A word colleague of mine lives in this fabled NJ city and has a question - she knows that the city name is based on a Native American word, but did the city name lead to the naming of “hoboes”? She has heard that it did because Hoboken was a clearinghouse city and saw a lot of people down on their luck looking for opportunity.
I always surmised the work “hobo” was a corruption from the French “hobereaux” which meant a former nobleman down on his financial luck or who had done something unaristocratic–like getting his hands dirty actually trying to make money–to lose his noble status. But, just a surmise.
Uh, I am under the impression that the New York town is named after a town in the Netherlands, as are Nieuw Amsterdam (New York), Haarlem, Schenectady, and Beverswyck (Albany).

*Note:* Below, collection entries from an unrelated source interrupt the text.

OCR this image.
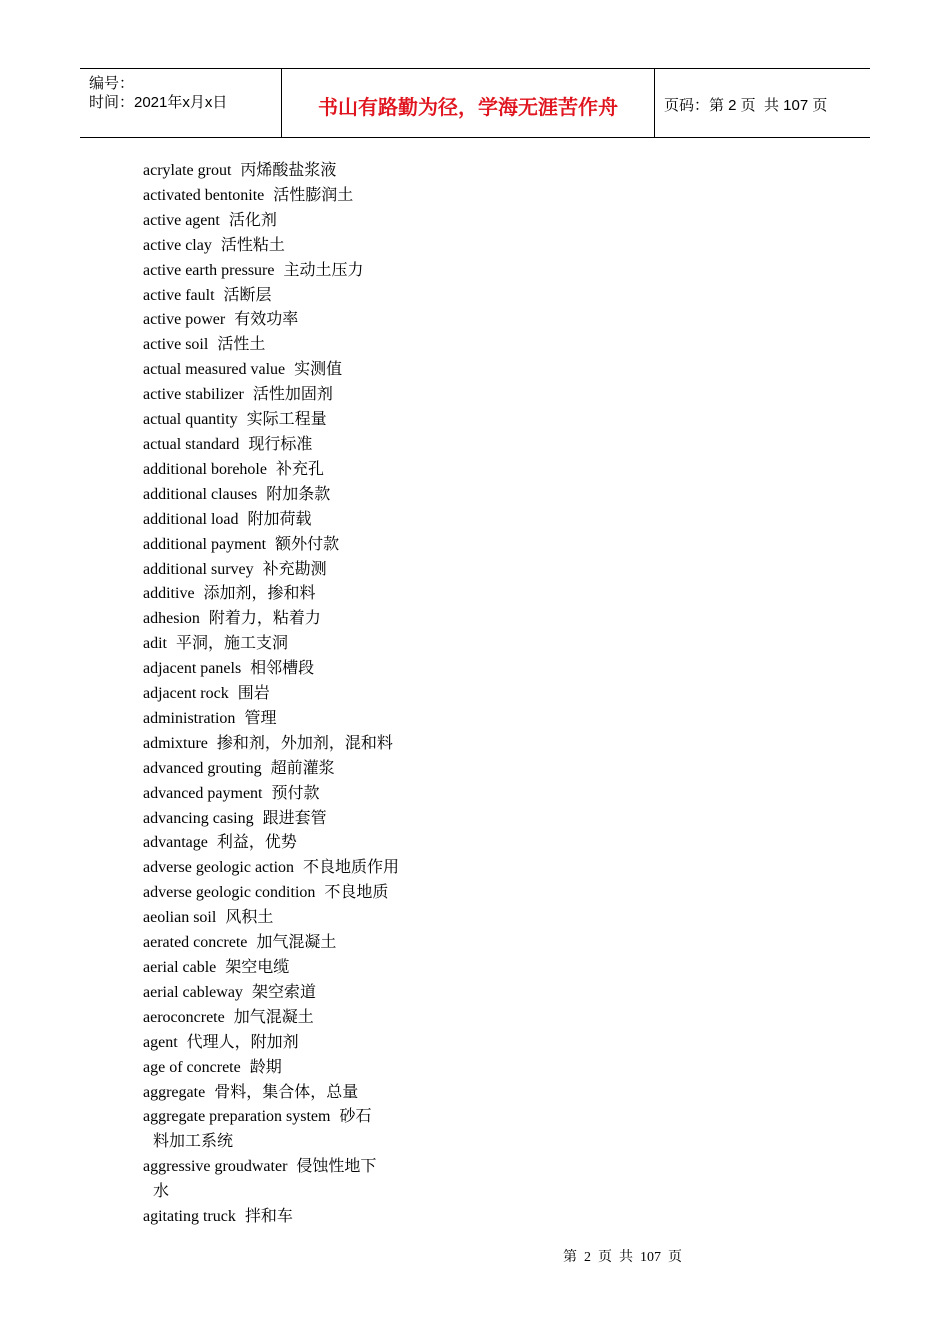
编号：
时间：2021年x月x日	书山有路勤为径，学海无涯苦作舟	页码：第 2 页  共 107 页
acrylate grout 丙烯酸盐浆液
activated bentonite 活性膨润土
active agent 活化剂
active clay 活性粘土
active earth pressure 主动土压力
active fault 活断层
active power 有效功率
active soil 活性土
actual measured value 实测值
active stabilizer 活性加固剂
actual quantity 实际工程量
actual standard 现行标准
additional borehole 补充孔
additional clauses 附加条款
additional load 附加荷载
additional payment 额外付款
additional survey 补充勘测
additive 添加剂，掺和料
adhesion 附着力，粘着力
adit 平洞，施工支洞
adjacent panels 相邻槽段
adjacent rock 围岩
administration 管理
admixture 掺和剂，外加剂，混和料
advanced grouting 超前灌浆
advanced payment 预付款
advancing casing 跟进套管
advantage 利益，优势
adverse geologic action 不良地质作用
adverse geologic condition 不良地质
aeolian soil 风积土
aerated concrete 加气混凝土
aerial cable 架空电缆
aerial cableway 架空索道
aeroconcrete 加气混凝土
agent 代理人，附加剂
age of concrete 龄期
aggregate 骨料，集合体，总量
aggregate preparation system 砂石
料加工系统
aggressive groudwater 侵蚀性地下
水
agitating truck 拌和车
第  2  页  共  107  页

Uh, I am under the impression that the New Jersey town is named after a town in the Netherlands, as are other places in the area like Nieuw Amsterdam (New York), Haarlem, Schenectady, Breucklen (Brooklyn), Bronx, and Beverswyck (now Albany).
just a wag here - since hobo’s usually travel via feight trains and hoboken is basically a big rail yard - maybe the bums from NYC who wanted a change of carear got across the river and hopped a freight.
My understanding was that “hobo” was an abbreviation for “home bound” as when the men riding the rails or camping on riverbanks were challenged by local authorities what they were doing, they would plead that they were “homebound.”
I can’t find a link, but Garrison Keillor once explained that the gardening hoe was invented near the end of the civil war, and that destitute confederate veterans who could obtain one turned to wandering the countryside carrying their few belongings in a pack attached to the hoe. The cartoon image of a hobo with his pack on a ‘stick’ developed from this.
These “Hoe Boys” would go door to door and offer to weed gardens or fields in exchange for food, shelter or money.
Bindles predate the US Civil War (though the word does not). Dick Whittington is typically depicted carrying a bindle as he leaves London, and one such image I’ve seen dates to the 17th century.